Before being sent down to Earth, the childlike souls pass through a place where they’re matched with a purpose in their lives to come. Early ideas for this setting were inspired by the art and architecture of ancient Greece, the cradle of Western philosophy, and world’s fair exhibitions, but those references seemed too culturally specific. The filmmakers landed on a more ethereal setting where souls seek out their passions amid bursts of color.

The architecture of ancient Greece served as an initial model for the look of the Great Before.

Photo: Disney/Pixar

An early sketch of the Great Before inspired by world’s fairs.

Photo: Disney/Pixar

A scene from the Great Before as it appears in ‘Soul.’

Photo: Disney/Pixar

The Counselors

Fledgling souls get shepherded through the Great Before by entities known as counselors. As walking, talking forces of the universe, they needed a distinct look that wasn’t exactly human. Story artist Aphton Corbin envisioned them as a sort of living line. Another artist, Deanna Marsigliese, built on that idea with wire sculptures that could bring depth to the figures (reminiscent of the wire portraits of Alexander Calder). “It’s describing a form in space,” Mr. Docter says. “When you hold the wires a certain way, it can look flat, and another way, 3-D.” He describes the resulting counselor animations as a departure from anything Pixar has done before.

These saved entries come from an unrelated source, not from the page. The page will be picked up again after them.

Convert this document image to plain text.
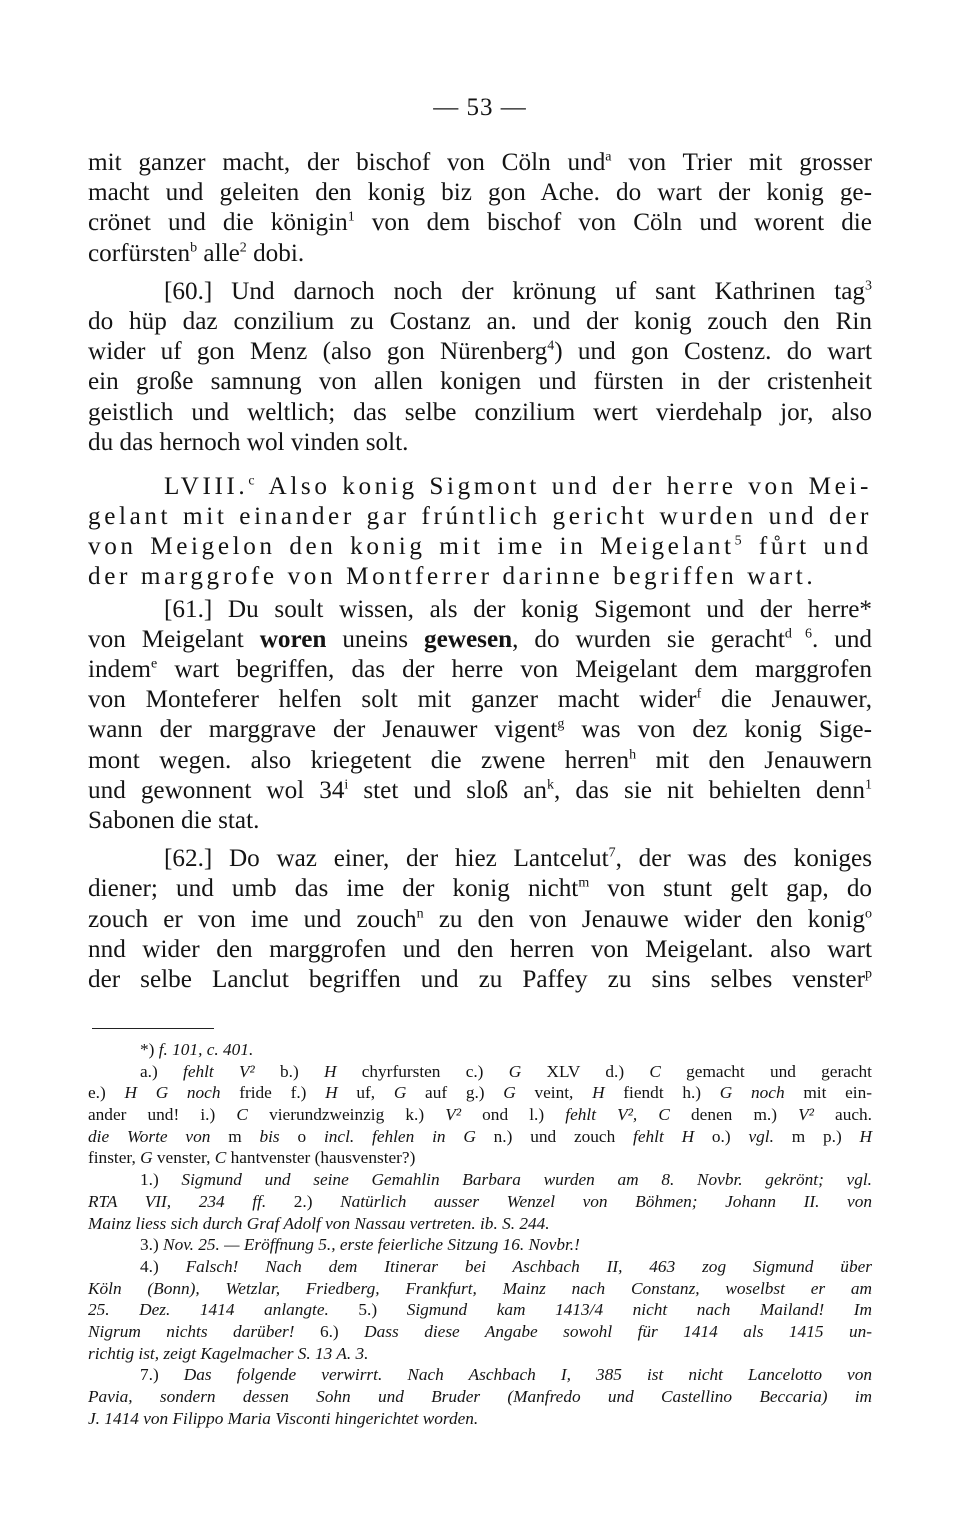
— 53 —
mit ganzer macht, der bischof von Cöln und$^a$ von Trier mit grosser
macht und geleiten den konig biz gon Ache. do wart der konig ge-
crönet und die königin$^1$ von dem bischof von Cöln und worent die
corfürsten$^b$ alle$^2$ dobi.
[60.] Und darnoch noch der krönung uf sant Kathrinen tag$^3$
do hüp daz conzilium zu Costanz an. und der konig zouch den Rin
wider uf gon Menz (also gon Nürenberg$^4$) und gon Costenz. do wart
ein große samnung von allen konigen und fürsten in der cristenheit
geistlich und weltlich; das selbe conzilium wert vierdehalp jor, also
du das hernoch wol vinden solt.
LVIII.$^c$ Also konig Sigmont und der herre von Mei-
gelant mit einander gar frúntlich gericht wurden und der
von Meigelon den konig mit ime in Meigelant$^5$ fůrt und
der marggrofe von Montferrer darinne begriffen wart.
[61.] Du soult wissen, als der konig Sigemont und der herre*
von Meigelant woren uneins gewesen, do wurden sie geracht$^{d 6}$. und
indem$^e$ wart begriffen, das der herre von Meigelant dem marggrofen
von Monteferer helfen solt mit ganzer macht wider$^f$ die Jenauwer,
wann der marggrave der Jenauwer vigent$^g$ was von dez konig Sige-
mont wegen. also kriegetent die zwene herren$^h$ mit den Jenauwern
und gewonnent wol 34$^i$ stet und sloß $an^k$, das sie nit behielten denn$^1$
Sabonen die stat.
[62.] Do waz einer, der hiez Lantcelut$^7$, der was des koniges
diener; und umb das ime der konig nicht$^m$ von stunt gelt gap, do
zouch er von ime und zouch$^n$ zu den von Jenauwe wider den konig$^o$
nnd wider den marggrofen und den herren von Meigelant. also wart
der selbe Lanclut begriffen und zu Paffey zu sins selbes venster$^p$
*) f. 101, c. 401.
a.) fehlt V² b.) H chyrfursten c.) G XLV d.) C gemacht und geracht
e.) H G noch fride f.) H uf, G auf g.) G veint, H fiendt h.) G noch mit ein-
ander und! i.) C vierundzweinzig k.) V² ond l.) fehlt V², C denen m.) V² auch.
die Worte von m bis o incl. fehlen in G n.) und zouch fehlt H o.) vgl. m p.) H
finster, G venster, C hantvenster (hausvenster?)
1.) Sigmund und seine Gemahlin Barbara wurden am 8. Novbr. gekrönt; vgl.
RTA VII, 234 ff. 2.) Natürlich ausser Wenzel von Böhmen; Johann II. von
Mainz liess sich durch Graf Adolf von Nassau vertreten. ib. S. 244.
3.) Nov. 25. — Eröffnung 5., erste feierliche Sitzung 16. Novbr.!
4.) Falsch! Nach dem Itinerar bei Aschbach II, 463 zog Sigmund über
Köln (Bonn), Wetzlar, Friedberg, Frankfurt, Mainz nach Constanz, woselbst er am
25. Dez. 1414 anlangte. 5.) Sigmund kam 1413/4 nicht nach Mailand! Im
Nigrum nichts darüber! 6.) Dass diese Angabe sowohl für 1414 als 1415 un-
richtig ist, zeigt Kagelmacher S. 13 A. 3.
7.) Das folgende verwirrt. Nach Aschbach I, 385 ist nicht Lancelotto von
Pavia, sondern dessen Sohn und Bruder (Manfredo und Castellino Beccaria) im
J. 1414 von Filippo Maria Visconti hingerichtet worden.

Story artist Aphton Corbin designed the counselors as living lines.

Photo: Disney/Pixar

Another artist Deanna Marsigliese built on that idea with wire sculptures that helped animators add dimension to the figures.

Photo: Disney/Pixar

The counselors in final form in a scene from the film.

Photo: Disney/Pixar

The Zone

In between the human world and the realm of souls, there’s a transitional space that filmmakers initially called the astral plane. “We used sound and music to push that concept,” says “Soul” producer Dana Murray. As the setting evolved, it became a place people travel to when they’re immersed in the things that fulfill them—like playing piano, for Joe. To connect to the idea of the flow state, the Pixar team renamed this setting of rich purples and blues as the Zone. “Before we made that breakthrough, the Zone was kind of close to getting cut from the film. Was it one concept too many?” Mr. Powers says, adding, “It earned its place in the movie.”

The Zone depicted as a developing idea.

Photo: Disney/Pixar

The Zone in final form in the movie.